During the mid 1920s, Warner Brothers studio began experimenting with something new known as Vitaphone. The Vitaphone provided a method of coordinating a musical soundtrack with film, thereby effectively creating a sound picture. This method, however, overlooked much of the huge potential regarding the adding of sound to motion pictures. At this time in movie history, Warner Brothers felt it was not necessary to hear the individuals talk, and merely wanted the sound to provide some musical background noise to film. It wasn’t until 1927 that Warner Brothers first introduced to the big screen singing along with sound in their release of The Jazz Singer; a remake of the Broadway musical of the same name.

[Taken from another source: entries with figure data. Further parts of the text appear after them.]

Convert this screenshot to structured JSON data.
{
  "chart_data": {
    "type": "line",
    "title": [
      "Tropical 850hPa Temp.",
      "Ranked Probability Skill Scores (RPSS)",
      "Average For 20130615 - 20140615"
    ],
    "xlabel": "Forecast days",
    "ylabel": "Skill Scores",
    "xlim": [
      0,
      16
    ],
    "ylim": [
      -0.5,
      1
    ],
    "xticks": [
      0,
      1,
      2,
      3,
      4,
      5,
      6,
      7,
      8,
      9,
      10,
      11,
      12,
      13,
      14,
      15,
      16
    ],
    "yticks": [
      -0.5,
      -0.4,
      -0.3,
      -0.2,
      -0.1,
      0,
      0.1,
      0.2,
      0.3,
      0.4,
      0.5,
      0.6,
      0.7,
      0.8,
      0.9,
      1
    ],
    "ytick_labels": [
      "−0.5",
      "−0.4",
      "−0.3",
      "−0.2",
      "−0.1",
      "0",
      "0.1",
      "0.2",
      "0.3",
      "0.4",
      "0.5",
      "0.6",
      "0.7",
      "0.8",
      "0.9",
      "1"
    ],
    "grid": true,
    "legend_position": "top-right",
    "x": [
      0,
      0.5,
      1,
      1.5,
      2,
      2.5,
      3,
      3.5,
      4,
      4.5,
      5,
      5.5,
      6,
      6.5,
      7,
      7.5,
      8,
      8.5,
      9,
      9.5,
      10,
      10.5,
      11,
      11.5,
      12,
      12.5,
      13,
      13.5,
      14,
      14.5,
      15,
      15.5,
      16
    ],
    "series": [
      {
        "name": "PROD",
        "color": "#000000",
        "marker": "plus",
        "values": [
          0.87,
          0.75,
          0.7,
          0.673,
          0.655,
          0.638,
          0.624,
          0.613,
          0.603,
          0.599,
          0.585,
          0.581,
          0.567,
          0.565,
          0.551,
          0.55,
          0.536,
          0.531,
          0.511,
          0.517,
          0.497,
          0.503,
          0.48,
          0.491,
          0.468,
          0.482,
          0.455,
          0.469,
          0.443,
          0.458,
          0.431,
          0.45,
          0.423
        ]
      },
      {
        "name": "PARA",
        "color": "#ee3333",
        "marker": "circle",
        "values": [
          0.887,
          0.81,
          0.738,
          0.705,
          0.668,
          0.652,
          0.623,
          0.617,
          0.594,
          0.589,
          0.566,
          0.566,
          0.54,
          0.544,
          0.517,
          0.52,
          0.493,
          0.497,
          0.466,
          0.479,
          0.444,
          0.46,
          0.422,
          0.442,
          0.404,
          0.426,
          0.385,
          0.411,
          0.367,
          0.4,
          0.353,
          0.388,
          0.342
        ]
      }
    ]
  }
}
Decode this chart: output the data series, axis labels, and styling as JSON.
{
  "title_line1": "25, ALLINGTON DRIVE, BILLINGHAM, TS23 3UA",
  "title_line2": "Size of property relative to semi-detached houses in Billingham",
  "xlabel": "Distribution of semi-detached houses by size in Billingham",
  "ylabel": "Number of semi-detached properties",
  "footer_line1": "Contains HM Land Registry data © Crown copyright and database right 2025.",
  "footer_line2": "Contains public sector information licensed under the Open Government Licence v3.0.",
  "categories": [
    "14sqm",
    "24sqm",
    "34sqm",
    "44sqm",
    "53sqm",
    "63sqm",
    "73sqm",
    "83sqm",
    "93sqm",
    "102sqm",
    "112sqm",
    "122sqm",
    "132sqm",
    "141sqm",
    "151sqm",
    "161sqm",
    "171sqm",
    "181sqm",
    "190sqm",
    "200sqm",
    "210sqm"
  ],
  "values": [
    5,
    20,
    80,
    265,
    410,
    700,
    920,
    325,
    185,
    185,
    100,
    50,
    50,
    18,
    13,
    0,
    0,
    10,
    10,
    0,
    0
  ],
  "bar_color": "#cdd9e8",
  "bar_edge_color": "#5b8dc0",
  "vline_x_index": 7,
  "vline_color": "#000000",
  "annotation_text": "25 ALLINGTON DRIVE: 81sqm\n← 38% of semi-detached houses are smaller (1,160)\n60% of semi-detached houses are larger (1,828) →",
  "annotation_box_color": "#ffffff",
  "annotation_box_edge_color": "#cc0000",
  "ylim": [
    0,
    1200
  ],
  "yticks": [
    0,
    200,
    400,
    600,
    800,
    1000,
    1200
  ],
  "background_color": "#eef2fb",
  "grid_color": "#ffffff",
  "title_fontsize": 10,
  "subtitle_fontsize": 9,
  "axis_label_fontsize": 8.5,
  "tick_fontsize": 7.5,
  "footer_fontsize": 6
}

The late 1920s brought difficult financial times to the country. It was during this time that Hollywood came to the publics rescue with the wonderfully entertaining diversion of the Hollywood musical. Hollywood movie studios began to release numerous musicals which offered the movie going public a chance to temporarily escape from the financial issues at hand. Some of the most popular and highly regarded musicals to come out during the 1930s included 42nd St, Bright Lights, and Gold Diggers. The 1939 musical, The Wizard of Oz is one of these classic musicals that still continues to entertain audiences today.
It was during the 1940s that the Hollywood musical really came of age and their popularity continued right through the 1950s. One of the more popular 1940s musicals was Yankee Doodle Dandy, a film that introduced movie lovers to a young James Cagney who gave a performance that earned him an Oscar. This movie continues to be one of the most famous musicals ever produced. Another popular title that has become a holiday tradition is The Bells of St. Mary’s.
The original Hollywood musical is a page out of movie history that can never be duplicated. The memories, however, are forever captured on film and continue to be enjoyed by audiences around the world.